Amanda: So many white guys. It's going to be cool to be able to just work with women that I love and respect, and to be able to shake up the industry, doing something different with a bunch of amazing women. So, I think that it's going to be cool to be able to do that with women, but also to clear up the stigma of what Cannabis is, and the health benefits. And also just like making it feel less serious. I feel like it's either a bro Fest, or it's like I have PMS, and I need a balm for my stomach. It can be so much more than that. So, I'm just excited to do something creative, that's also good for people and do some type of advocacy with it.
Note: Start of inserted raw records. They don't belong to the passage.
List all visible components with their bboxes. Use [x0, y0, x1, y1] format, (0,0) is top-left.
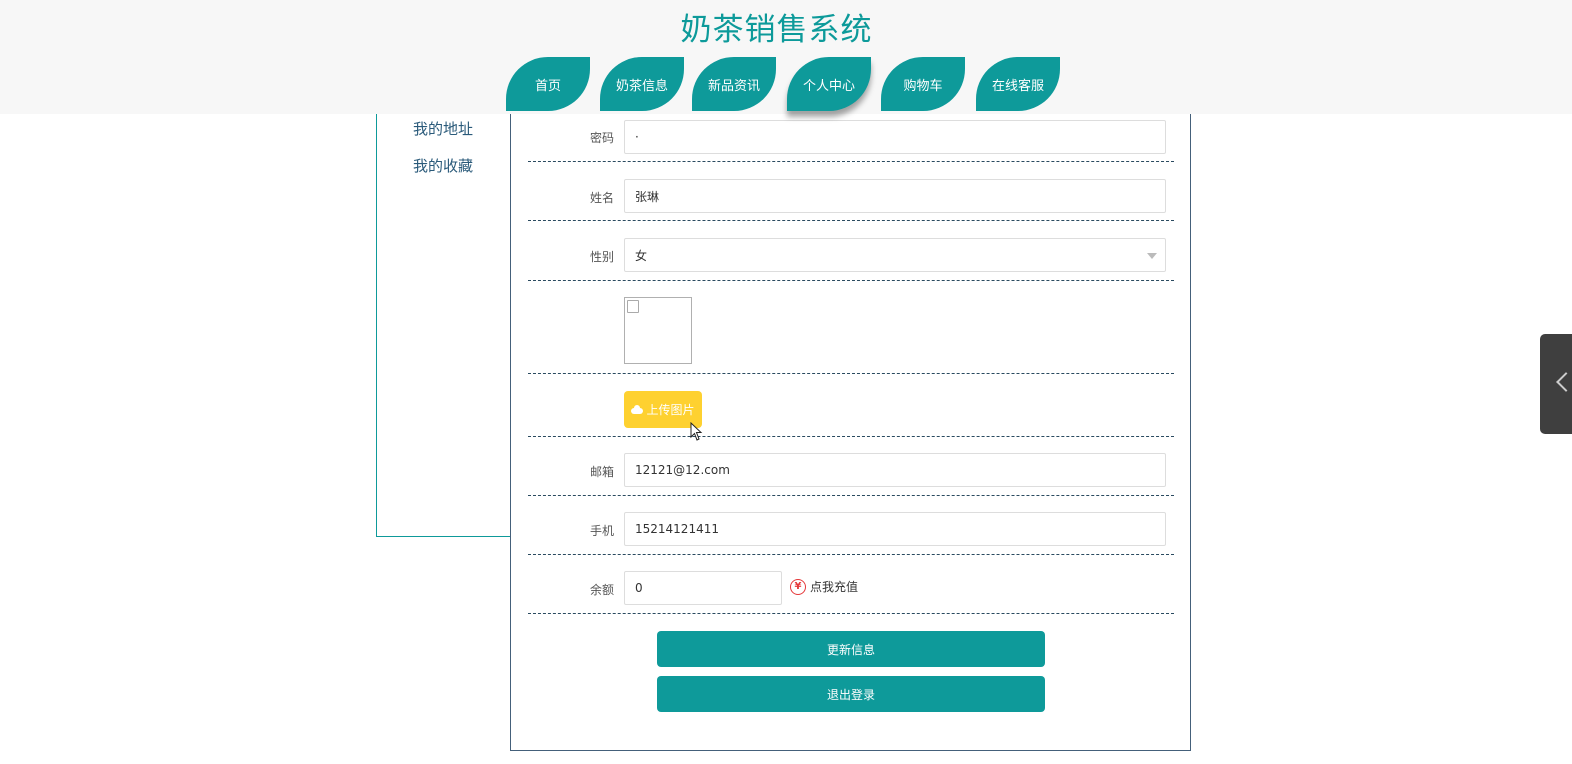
update-info-button[interactable]: 更新信息: [657, 631, 1045, 667]
nav-tab-customer-service[interactable]: 在线客服: [976, 57, 1060, 111]
gender-select-value: 女: [635, 248, 648, 263]
nav-tab-milktea-info[interactable]: 奶茶信息: [600, 57, 684, 111]
yen-icon: ¥: [790, 578, 806, 595]
nav-tab-news[interactable]: 新品资讯: [692, 57, 776, 111]
site-title: 奶茶销售系统: [680, 12, 873, 48]
sidebar-item-favorites[interactable]: 我的收藏: [413, 155, 473, 176]
email-label: 邮箱: [589, 465, 614, 479]
gender-select[interactable]: 女: [624, 238, 1166, 272]
profile-form-panel: 密码 · 姓名 张琳 性别 女 上传图片 邮箱 12121@12.com 手机 …: [510, 100, 1191, 751]
dropdown-arrow-icon: [1147, 253, 1157, 259]
recharge-link[interactable]: ¥ 点我充值: [790, 578, 858, 595]
row-divider: [528, 373, 1174, 374]
mouse-cursor-icon: [690, 422, 703, 441]
row-divider: [528, 220, 1174, 221]
upload-button-label: 上传图片: [646, 403, 695, 417]
balance-label: 余额: [589, 583, 614, 597]
row-divider: [528, 495, 1174, 496]
chevron-left-icon: [1556, 372, 1572, 392]
name-label: 姓名: [589, 191, 614, 205]
row-divider: [528, 436, 1174, 437]
nav-tab-personal-center[interactable]: 个人中心: [787, 57, 871, 111]
row-divider: [528, 280, 1174, 281]
sidebar-item-address[interactable]: 我的地址: [413, 118, 473, 139]
main-nav: 首页 奶茶信息 新品资讯 个人中心 购物车 在线客服: [0, 57, 1572, 114]
balance-input[interactable]: 0: [624, 571, 782, 605]
row-divider: [528, 161, 1174, 162]
password-input[interactable]: ·: [624, 120, 1166, 154]
site-header: 奶茶销售系统 首页 奶茶信息 新品资讯 个人中心 购物车 在线客服: [0, 0, 1572, 114]
password-label: 密码: [589, 131, 614, 145]
email-input[interactable]: 12121@12.com: [624, 453, 1166, 487]
gender-label: 性别: [589, 250, 614, 264]
recharge-label: 点我充值: [810, 580, 859, 594]
name-input[interactable]: 张琳: [624, 179, 1166, 213]
nav-tab-home[interactable]: 首页: [506, 57, 590, 111]
avatar-image: [624, 297, 692, 364]
row-divider: [528, 613, 1174, 614]
phone-input[interactable]: 15214121411: [624, 512, 1166, 546]
logout-button[interactable]: 退出登录: [657, 676, 1045, 712]
phone-label: 手机: [589, 524, 614, 538]
broken-image-icon: [627, 300, 639, 313]
side-panel-toggle[interactable]: [1540, 334, 1572, 434]
row-divider: [528, 554, 1174, 555]
cloud-upload-icon: [631, 405, 644, 414]
nav-tab-cart[interactable]: 购物车: [881, 57, 965, 111]
user-sidebar: 我的地址 我的收藏: [376, 100, 511, 537]
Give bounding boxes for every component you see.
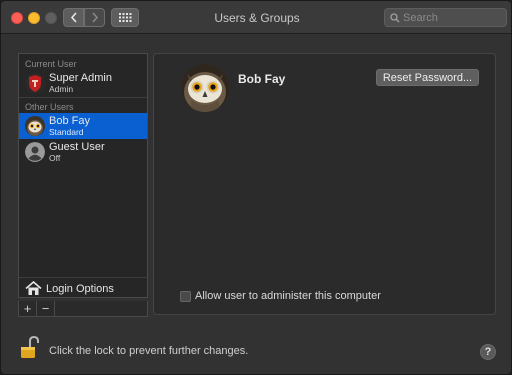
allow-admin-option[interactable]: Allow user to administer this computer xyxy=(180,290,381,302)
divider xyxy=(19,97,147,98)
lock-message: Click the lock to prevent further change… xyxy=(49,345,249,357)
other-users-heading: Other Users xyxy=(25,102,74,112)
add-remove-bar: + − xyxy=(18,301,148,317)
chevron-left-icon xyxy=(70,12,77,23)
grid-icon xyxy=(118,13,131,22)
help-button[interactable]: ? xyxy=(480,344,496,360)
user-row-super-admin[interactable]: Super Admin Admin xyxy=(19,70,147,96)
login-options-item[interactable]: Login Options xyxy=(19,277,147,299)
guest-avatar-icon xyxy=(25,142,45,162)
house-icon xyxy=(25,281,42,295)
add-user-button[interactable]: + xyxy=(19,301,37,316)
search-input[interactable] xyxy=(403,10,503,25)
owl-avatar-icon xyxy=(25,116,45,136)
user-row-bob-fay[interactable]: Bob Fay Standard xyxy=(19,113,147,139)
zoom-window-button[interactable] xyxy=(45,12,57,24)
user-detail-panel: Bob Fay Reset Password... Allow user to … xyxy=(153,53,496,315)
reset-password-button[interactable]: Reset Password... xyxy=(376,69,479,86)
user-name: Super Admin xyxy=(49,72,112,84)
admin-avatar-icon xyxy=(25,73,45,93)
login-options-label: Login Options xyxy=(46,283,114,295)
current-user-heading: Current User xyxy=(25,59,77,69)
show-all-button[interactable] xyxy=(111,8,139,27)
users-groups-window: Users & Groups Current User Super Admin … xyxy=(0,0,512,375)
user-role: Admin xyxy=(49,84,74,94)
lock-icon[interactable] xyxy=(19,335,41,362)
user-row-guest-user[interactable]: Guest User Off xyxy=(19,139,147,165)
selected-user-name: Bob Fay xyxy=(238,72,286,86)
remove-user-button[interactable]: − xyxy=(37,301,55,316)
users-sidebar: Current User Super Admin Admin Other Use… xyxy=(18,53,148,298)
user-role: Off xyxy=(49,153,61,163)
close-window-button[interactable] xyxy=(11,12,23,24)
user-name: Bob Fay xyxy=(49,115,90,127)
user-role: Standard xyxy=(49,127,84,137)
allow-admin-label: Allow user to administer this computer xyxy=(195,290,381,302)
user-name: Guest User xyxy=(49,141,105,153)
chevron-right-icon xyxy=(91,12,98,23)
search-icon xyxy=(390,13,400,23)
owl-avatar-icon[interactable] xyxy=(181,64,229,112)
title-bar: Users & Groups xyxy=(1,1,511,34)
minimize-window-button[interactable] xyxy=(28,12,40,24)
forward-button[interactable] xyxy=(84,8,105,27)
search-field[interactable] xyxy=(384,8,507,27)
allow-admin-checkbox[interactable] xyxy=(180,290,191,302)
back-button[interactable] xyxy=(63,8,84,27)
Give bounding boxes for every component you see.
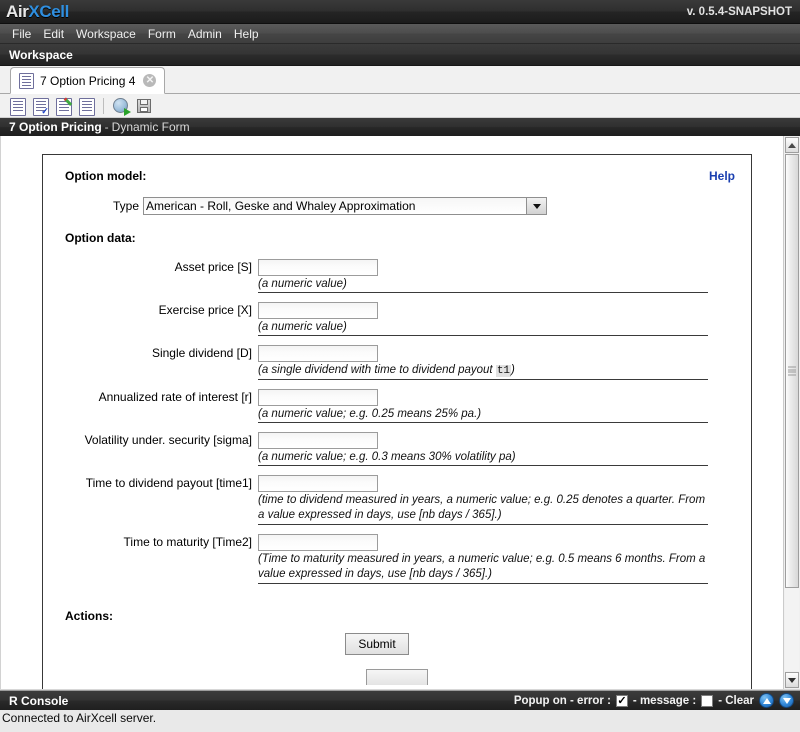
field-label: Asset price [S] bbox=[174, 260, 252, 274]
validate-form-icon[interactable]: ✓ bbox=[31, 97, 49, 116]
popup-on-error-label: Popup on - error : bbox=[513, 694, 611, 707]
option-model-section-heading: Option model: Help bbox=[43, 169, 751, 183]
app-version-label: v. 0.5.4-SNAPSHOT bbox=[686, 5, 792, 18]
type-select-value: American - Roll, Geske and Whaley Approx… bbox=[146, 199, 416, 213]
field-label: Volatility under. security [sigma] bbox=[84, 433, 252, 447]
field-hint: (a numeric value; e.g. 0.25 means 25% pa… bbox=[258, 406, 708, 423]
option-data-label: Option data: bbox=[65, 231, 136, 245]
scrollbar-thumb[interactable] bbox=[785, 154, 799, 589]
field-row-asset-price: Asset price [S] (a numeric value) bbox=[43, 259, 751, 300]
menu-item-workspace[interactable]: Workspace bbox=[70, 25, 142, 43]
submit-row: Submit bbox=[43, 633, 751, 655]
form-title-dash: - bbox=[104, 120, 109, 134]
console-output-area[interactable]: Connected to AirXcell server. bbox=[0, 710, 800, 732]
inline-code-t1: t1 bbox=[495, 365, 512, 377]
chevron-down-icon[interactable] bbox=[526, 198, 546, 214]
field-label: Single dividend [D] bbox=[151, 346, 252, 360]
scrollbar-track[interactable] bbox=[785, 154, 799, 671]
console-header-bar: R Console Popup on - error : ✓ - message… bbox=[0, 690, 800, 710]
logo-cell-text: Cell bbox=[39, 2, 69, 21]
field-label: Time to maturity [Time2] bbox=[123, 535, 252, 549]
menu-item-help[interactable]: Help bbox=[228, 25, 265, 43]
application-window: AirXCell v. 0.5.4-SNAPSHOT File Edit Wor… bbox=[0, 0, 800, 732]
field-label: Time to dividend payout [time1] bbox=[85, 476, 252, 490]
popup-message-checkbox[interactable] bbox=[701, 694, 714, 707]
field-label: Exercise price [X] bbox=[158, 303, 252, 317]
popup-on-message-label: - message : bbox=[632, 694, 697, 707]
view-form-icon[interactable] bbox=[77, 97, 95, 116]
tab-label: 7 Option Pricing 4 bbox=[40, 73, 136, 88]
arrow-up-icon[interactable] bbox=[759, 693, 774, 708]
field-hint: (Time to maturity measured in years, a n… bbox=[258, 551, 708, 584]
form-scroll-view: Option model: Help Type American - Roll,… bbox=[0, 136, 783, 689]
form-kind-label: Dynamic Form bbox=[111, 120, 190, 134]
field-hint: (a numeric value; e.g. 0.3 means 30% vol… bbox=[258, 449, 708, 466]
edit-form-icon[interactable] bbox=[54, 97, 72, 116]
document-icon bbox=[19, 72, 34, 89]
menu-item-edit[interactable]: Edit bbox=[37, 25, 70, 43]
tab-option-pricing-4[interactable]: 7 Option Pricing 4 ✕ bbox=[10, 67, 166, 94]
type-label: Type bbox=[112, 199, 139, 213]
logo-x-text: X bbox=[28, 2, 40, 21]
console-output-text: Connected to AirXcell server. bbox=[0, 710, 800, 732]
option-data-section-heading: Option data: bbox=[43, 231, 751, 245]
field-label: Annualized rate of interest [r] bbox=[98, 390, 252, 404]
form-panel: Option model: Help Type American - Roll,… bbox=[42, 154, 752, 689]
console-title-label: R Console bbox=[9, 693, 69, 708]
field-row-single-dividend: Single dividend [D] (a single dividend w… bbox=[43, 345, 751, 387]
field-row-exercise-price: Exercise price [X] (a numeric value) bbox=[43, 302, 751, 343]
submit-button[interactable]: Submit bbox=[345, 633, 409, 655]
field-hint: (a numeric value) bbox=[258, 276, 708, 293]
form-title-bar: 7 Option Pricing - Dynamic Form bbox=[0, 118, 800, 136]
app-logo: AirXCell bbox=[6, 3, 69, 20]
clear-console-label[interactable]: - Clear bbox=[718, 695, 754, 707]
menu-item-file[interactable]: File bbox=[6, 25, 37, 43]
field-hint: (a single dividend with time to dividend… bbox=[258, 362, 708, 380]
scroll-up-button[interactable] bbox=[785, 137, 799, 153]
actions-section-heading: Actions: bbox=[43, 609, 751, 623]
actions-label: Actions: bbox=[65, 609, 113, 623]
exercise-price-input[interactable] bbox=[258, 302, 378, 319]
menu-bar: File Edit Workspace Form Admin Help bbox=[0, 24, 800, 44]
form-body-area: Option model: Help Type American - Roll,… bbox=[0, 136, 800, 690]
field-hint: (a numeric value) bbox=[258, 319, 708, 336]
field-hint: (time to dividend measured in years, a n… bbox=[258, 492, 708, 525]
scroll-down-button[interactable] bbox=[785, 672, 799, 688]
console-controls: Popup on - error : ✓ - message : - Clear bbox=[514, 693, 794, 708]
close-icon[interactable]: ✕ bbox=[143, 74, 157, 87]
field-row-time-to-maturity: Time to maturity [Time2] (Time to maturi… bbox=[43, 534, 751, 591]
asset-price-input[interactable] bbox=[258, 259, 378, 276]
workspace-header-label: Workspace bbox=[9, 47, 73, 62]
field-row-interest-rate: Annualized rate of interest [r] (a numer… bbox=[43, 389, 751, 430]
secondary-action-button[interactable] bbox=[366, 669, 428, 685]
volatility-input[interactable] bbox=[258, 432, 378, 449]
single-dividend-input[interactable] bbox=[258, 345, 378, 362]
help-link[interactable]: Help bbox=[709, 169, 735, 183]
save-form-icon[interactable] bbox=[135, 97, 153, 115]
popup-error-checkbox[interactable]: ✓ bbox=[615, 694, 628, 707]
interest-rate-input[interactable] bbox=[258, 389, 378, 406]
arrow-down-icon[interactable] bbox=[779, 693, 794, 708]
field-row-volatility: Volatility under. security [sigma] (a nu… bbox=[43, 432, 751, 473]
type-select[interactable]: American - Roll, Geske and Whaley Approx… bbox=[143, 197, 547, 215]
new-form-icon[interactable] bbox=[8, 97, 26, 116]
menu-item-form[interactable]: Form bbox=[142, 25, 182, 43]
toolbar-separator bbox=[103, 97, 104, 114]
logo-air-text: Air bbox=[6, 2, 29, 21]
field-row-time-to-dividend: Time to dividend payout [time1] (time to… bbox=[43, 475, 751, 532]
run-form-icon[interactable] bbox=[112, 97, 131, 116]
title-bar: AirXCell v. 0.5.4-SNAPSHOT bbox=[0, 0, 800, 24]
menu-item-admin[interactable]: Admin bbox=[182, 25, 228, 43]
time-to-dividend-input[interactable] bbox=[258, 475, 378, 492]
form-toolbar: ✓ bbox=[0, 94, 800, 118]
time-to-maturity-input[interactable] bbox=[258, 534, 378, 551]
vertical-scrollbar[interactable] bbox=[783, 136, 800, 689]
workspace-section-header: Workspace bbox=[0, 44, 800, 66]
tab-strip: 7 Option Pricing 4 ✕ bbox=[0, 66, 800, 94]
type-row: Type American - Roll, Geske and Whaley A… bbox=[43, 197, 751, 215]
scrollbar-grip-icon bbox=[788, 366, 796, 376]
option-model-label: Option model: bbox=[65, 169, 147, 183]
form-name-label: 7 Option Pricing bbox=[9, 120, 102, 134]
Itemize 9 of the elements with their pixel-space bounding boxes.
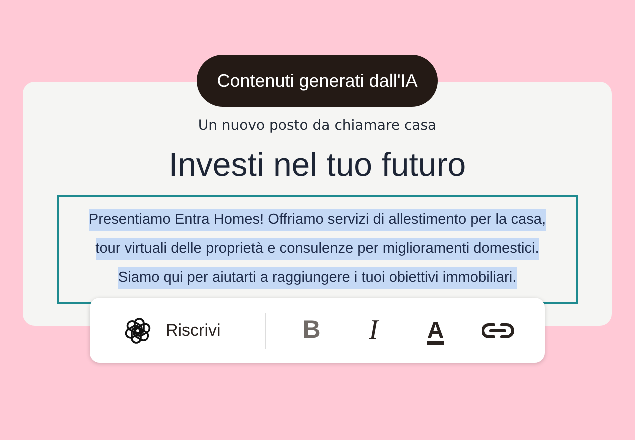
ai-content-badge: Contenuti generati dall'IA: [197, 55, 438, 107]
link-icon: [482, 322, 514, 340]
rewrite-button[interactable]: Riscrivi: [124, 316, 221, 344]
bold-button[interactable]: B: [296, 314, 328, 346]
knot-icon: [124, 316, 152, 344]
subtitle: Un nuovo posto da chiamare casa: [198, 117, 437, 136]
headline: Investi nel tuo futuro: [168, 145, 466, 185]
color-button[interactable]: A: [420, 314, 452, 346]
italic-button[interactable]: I: [358, 314, 390, 346]
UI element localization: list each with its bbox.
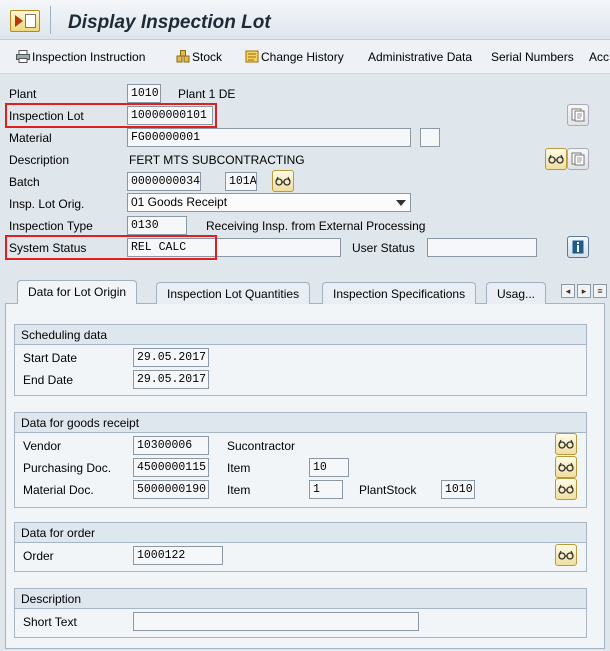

So-
Jeff: That's exciting, and it's also inspiring because again, you're putting it out of the universe and just doing it. Just like when you moved from Brooklyn to Long beach. You're doing it again. I'm going to use that word again. It's very inspiring because in this day and age, a lot of people get stuck in a rut, or stuck in the day to day of what you know what you're comfortable with, and don't want to go out of that comfort zone. And I think that's really cool that even though you still, obviously totally love makeup-
Amanda: I do. Still, I want to be in the industry.
Jeff: You are rolling those dice and throwing it cars to the wind and going for it. I think that's exciting.
Amanda: I'm super excited about it. But yeah, I think that the second you start to feel stale, you have to start looking. You have to start looking, or you're just going to lay down and die. My biggest thing is, in order to grow, you have to be uncomfortable in some capacity, in order to see change. So, I think that's been my biggest thing that I've realized with this. With the move, with all the changes, I'm like, if I'm a little bit uncomfortable, I know that new things are growing and churning inside of me. So-
Jeff: That is awesome. That is awesome. Well, I can't thank you enough for sitting and talking with me. This was really eyeopening-
Amanda: It was also.
Jeff: ... And inspiring. And I wish you all the best in this new endeavor.
Amanda: Thank you so much. Thank you for coming.